This course is a hands-on introduction to modern neural network ("deep learning") tools and methods. The course will cover the fundamentals of neural networks, and introduce standard and new architectures: from simple feed forward networks to recurrent neural networks. We will cover stochastic gradient descent and backpropagation, along with related fitting techniques.
The course will have a particular emphasis on using these technologies in practice, via modern toolkits. We will specifically be introducing (1) Keras (together with TensorFlow) and (2) PyTorch, which are illustrative of static and dynamic network implementations, respectively. Applications of these models to various types of data will be reviewed, including images and text. This iteration will have a bit of a bias toward the latter, reflecting instructor biases.
We will use a collection of (mostly online) resources for references and readings. Many of the course readings are from the very nice (and quite recent) Dive into Deep Learning" online book. A note here is that this book presents code in the mxnet framework, which we will not `officially' be covering. However, a key objective in this class is to provide sufficient familiarity with the methods and programming paradigms such that switching to new frameworks is no great obstacle. This is particularly important given the rapid pace of development in the deep learning toolkit space.
|5%||In class exercises|
Prior exposure to machine learning is recommended, and enforced through a co-req with ML. Working knowledge of Python required (or you must be willing to pick up rapidly as we go). Familiarity with linear algebra, (basic) calculus and probability will be assumed throughout.

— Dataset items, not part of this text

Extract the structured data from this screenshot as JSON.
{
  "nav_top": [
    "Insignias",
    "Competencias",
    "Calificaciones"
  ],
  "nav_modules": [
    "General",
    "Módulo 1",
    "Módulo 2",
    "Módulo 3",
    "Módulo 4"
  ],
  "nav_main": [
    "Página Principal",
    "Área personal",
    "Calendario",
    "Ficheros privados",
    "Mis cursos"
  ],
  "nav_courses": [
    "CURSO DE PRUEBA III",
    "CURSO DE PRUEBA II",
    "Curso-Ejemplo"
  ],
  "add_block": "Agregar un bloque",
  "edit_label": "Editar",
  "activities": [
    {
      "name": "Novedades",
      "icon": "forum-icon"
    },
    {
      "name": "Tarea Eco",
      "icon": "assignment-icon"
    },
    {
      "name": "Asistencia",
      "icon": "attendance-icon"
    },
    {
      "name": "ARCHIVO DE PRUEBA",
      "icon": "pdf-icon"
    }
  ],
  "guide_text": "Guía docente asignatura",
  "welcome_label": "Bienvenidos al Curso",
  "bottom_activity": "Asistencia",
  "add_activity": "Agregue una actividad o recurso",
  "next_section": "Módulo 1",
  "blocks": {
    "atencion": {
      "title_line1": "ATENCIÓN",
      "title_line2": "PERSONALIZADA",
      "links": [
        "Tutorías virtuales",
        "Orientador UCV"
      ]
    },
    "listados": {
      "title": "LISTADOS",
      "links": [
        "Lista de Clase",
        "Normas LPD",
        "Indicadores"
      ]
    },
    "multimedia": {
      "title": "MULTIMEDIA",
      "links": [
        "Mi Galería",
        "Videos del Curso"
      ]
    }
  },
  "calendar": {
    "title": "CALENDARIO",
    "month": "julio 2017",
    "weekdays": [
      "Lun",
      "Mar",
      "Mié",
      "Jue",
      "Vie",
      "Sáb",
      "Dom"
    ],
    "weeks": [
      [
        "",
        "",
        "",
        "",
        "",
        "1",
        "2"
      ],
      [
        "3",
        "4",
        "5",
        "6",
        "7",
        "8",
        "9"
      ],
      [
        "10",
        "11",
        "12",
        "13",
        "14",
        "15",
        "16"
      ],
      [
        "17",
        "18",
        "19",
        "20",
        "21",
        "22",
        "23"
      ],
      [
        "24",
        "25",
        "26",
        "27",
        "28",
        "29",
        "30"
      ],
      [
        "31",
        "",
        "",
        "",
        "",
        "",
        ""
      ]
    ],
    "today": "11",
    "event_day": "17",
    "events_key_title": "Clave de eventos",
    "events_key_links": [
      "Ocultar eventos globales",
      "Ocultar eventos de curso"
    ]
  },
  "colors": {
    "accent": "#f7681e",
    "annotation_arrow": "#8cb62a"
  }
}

Homeworks will consist of both written and programming components. The latter will be completed in Python, using the Keras/TensorFlow and PyTorch frameworks.
Late Policy. Homeworks that are one day late will be subject to a 20% penalty; two days incurs 50%. Homeworks more than two days late will not be accepted.
The mid-term will be given in class, and will be testing for understanding of the core material presented in the course regarding the fundamentals of neural networks, including backpropagation, as well as differences between and applicability of the architectures introduced.
A big component of this course will be your project, which will involve picking a particular dataset on which to implement, train and evaluate neural models. Collaboration is allowed (team sizes should be <= 3, however). This project will be broken down into several graded deliverables, and culminate in a report and final presentation in class to your peers.
Here is an outline of the project expectations, etc.
A commitment to the principles of academic integrity is essential to the mission of Northeastern University. The promotion of independent and original scholarship ensures that students derive the most from their educational experience and their pursuit of knowledge. Academic dishonesty violates the most fundamental values of an intellectual community and undermines the achievements of the entire University. For more information, please refer to the Academic Integrity Web page.
More specific to this class: It is fine to consult online resources for programming assignments (of course), but lifting a solution/implementation in its entirety is completely inappropriate. Moreover, you must list all sources (websites/URLs) consulted for every homework; failing to do so will constitute a violation of academic integrity.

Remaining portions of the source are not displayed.